Apple exec: 'We're watching cryptocurrency'
Apple may not be fully on the crypto bandwagon like other tech companies, but it is keeping an eye on digital currency.
"We're watching cryptocurrency," Jennifer Bailey, vice president of Apple Pay, recently told CNN's Chief Business Correspondent Christine Romans at a private event in San Francisco. "We think it's interesting. We think it has interesting long-term potential."
Bailey touched on the trend as part of a discussion about the future of payment and the role of Apple Pay and Apple Card at CNN Business' event series, The Table. It's part of an ongoing multi-city series that features discussions with transformative voices across the business and tech industries.
Apple's interest in
crypto follows similar consideration from a growing number of tech companies. Facebook (FB) is expected to launch its own cryptocurrency, Libra, in 2020. And Square, the payment processing company, said earlier this year it was hiring crypto engineers.
"This would be a major shot in the arm for crypto if Apple headed down this path," Dan Ives, an analyst at Wedbush Securities, told CNN Business. "Given where Apple strategically is focused, a move into crypto could make sense given its sights on further monetizing its consumers over the coming years."
Apple (AAPL) first got into mobile payments in 2014, after much anticipation, with the launch of Apple Pay. In typical Apple fashion, the company promised the service would "transform" the mobile payment market by offering a simple and secure way to make payments in apps and in brick-and-mortar stores.

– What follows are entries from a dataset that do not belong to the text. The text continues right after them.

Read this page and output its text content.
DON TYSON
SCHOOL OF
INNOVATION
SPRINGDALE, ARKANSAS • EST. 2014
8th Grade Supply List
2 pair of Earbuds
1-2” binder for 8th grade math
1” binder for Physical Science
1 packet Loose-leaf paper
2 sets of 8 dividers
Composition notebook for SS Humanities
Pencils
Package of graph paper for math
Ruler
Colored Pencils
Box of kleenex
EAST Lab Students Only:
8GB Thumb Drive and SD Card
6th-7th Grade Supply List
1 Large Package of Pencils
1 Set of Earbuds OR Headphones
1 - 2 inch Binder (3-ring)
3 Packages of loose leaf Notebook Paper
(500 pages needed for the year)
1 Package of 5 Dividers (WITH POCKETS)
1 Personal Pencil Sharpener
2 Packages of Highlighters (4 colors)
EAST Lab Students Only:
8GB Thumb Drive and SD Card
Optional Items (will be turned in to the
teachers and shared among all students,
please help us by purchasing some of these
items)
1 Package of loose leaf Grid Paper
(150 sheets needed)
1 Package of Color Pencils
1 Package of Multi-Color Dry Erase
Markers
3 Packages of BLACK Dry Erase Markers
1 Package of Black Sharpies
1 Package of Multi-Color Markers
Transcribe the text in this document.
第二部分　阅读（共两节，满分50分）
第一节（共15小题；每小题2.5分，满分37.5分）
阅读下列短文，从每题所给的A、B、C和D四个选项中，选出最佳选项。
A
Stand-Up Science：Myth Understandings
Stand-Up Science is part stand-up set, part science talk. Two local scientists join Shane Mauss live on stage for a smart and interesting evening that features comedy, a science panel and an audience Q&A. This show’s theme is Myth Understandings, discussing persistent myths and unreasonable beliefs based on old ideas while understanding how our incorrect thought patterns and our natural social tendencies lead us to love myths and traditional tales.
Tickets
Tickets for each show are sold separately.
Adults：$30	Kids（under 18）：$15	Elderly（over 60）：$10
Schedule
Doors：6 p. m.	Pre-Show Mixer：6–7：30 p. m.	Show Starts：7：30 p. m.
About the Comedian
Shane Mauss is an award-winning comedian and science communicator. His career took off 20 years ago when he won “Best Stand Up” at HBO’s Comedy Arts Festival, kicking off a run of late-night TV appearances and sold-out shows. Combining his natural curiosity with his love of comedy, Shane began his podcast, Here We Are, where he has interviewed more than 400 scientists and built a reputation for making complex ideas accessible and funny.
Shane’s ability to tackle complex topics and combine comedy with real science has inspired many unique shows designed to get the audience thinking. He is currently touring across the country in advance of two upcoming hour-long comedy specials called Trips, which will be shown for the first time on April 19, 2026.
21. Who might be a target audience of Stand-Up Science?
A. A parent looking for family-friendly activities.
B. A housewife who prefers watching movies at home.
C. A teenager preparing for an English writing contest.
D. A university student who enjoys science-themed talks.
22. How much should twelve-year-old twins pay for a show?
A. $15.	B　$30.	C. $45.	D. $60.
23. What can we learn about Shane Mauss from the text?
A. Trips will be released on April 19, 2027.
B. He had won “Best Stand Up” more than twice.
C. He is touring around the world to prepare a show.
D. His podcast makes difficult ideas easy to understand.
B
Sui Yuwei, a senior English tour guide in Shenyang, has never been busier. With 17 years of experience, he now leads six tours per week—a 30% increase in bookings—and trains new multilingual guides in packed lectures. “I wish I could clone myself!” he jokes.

The company wouldn't confirm how many people are currently using Apple Pay, but it processes nearly one billion transactions a month. Since the launch in 2014, acceptance of contactless payments in stores has increased from 3% to over 70% in the US, according to Bailey.
While Apple is aiming for universal acceptance with Apple Pay, the United States has been slower to adopt contactless payments than other countries, according to Bailey. "When you go to Europe, they bring you a wireless terminal. You can tap to pay," she said. "We see that happening in the US too, [but] it's still taking some time."
Bailey also noted that it can be costly for businesses like gas stations to adopt new systems.
At the same time, Apple Pay has had at least one unintended consequence. By enabling people to stop carrying
cash, services like Apple Pay have made it harder and less convenient for users to tip. Some point-of-sale systems have good tipping functionality, but certainly not all.
Apple is aware of the problem but doesn't have an easy fix yet. "One of the key areas where [customers] would like us to do more is actually in tipping," Bailey said.
Apple must also grapple with what Bailey calls a "misperception" among some consumers that "paying with your physical card is more secure than actually paying with your mobile phone." The truth, she adds, "is completely the opposite." But Bailey admits "a lot of education" is still needed to help consumers understand that point.
For right now, Apple is looking to grow its footing in the financial market by embracing a physical card of its own. Last month, the company launched the Apple Card, its first credit card. The card is built into the iPhone's Apple Wallet app, but there is an option to get a laser-etched titanium card too. The white credit card is sleek and simple — it doesn't even have numbers on it.
But it may not be simple to keep the card looking pristine. Apple recently warned consumers to keep the card away from other credit cards as well as some fabrics like leather and denim.
"We want it always to look perfect and unblemished," Bailey said.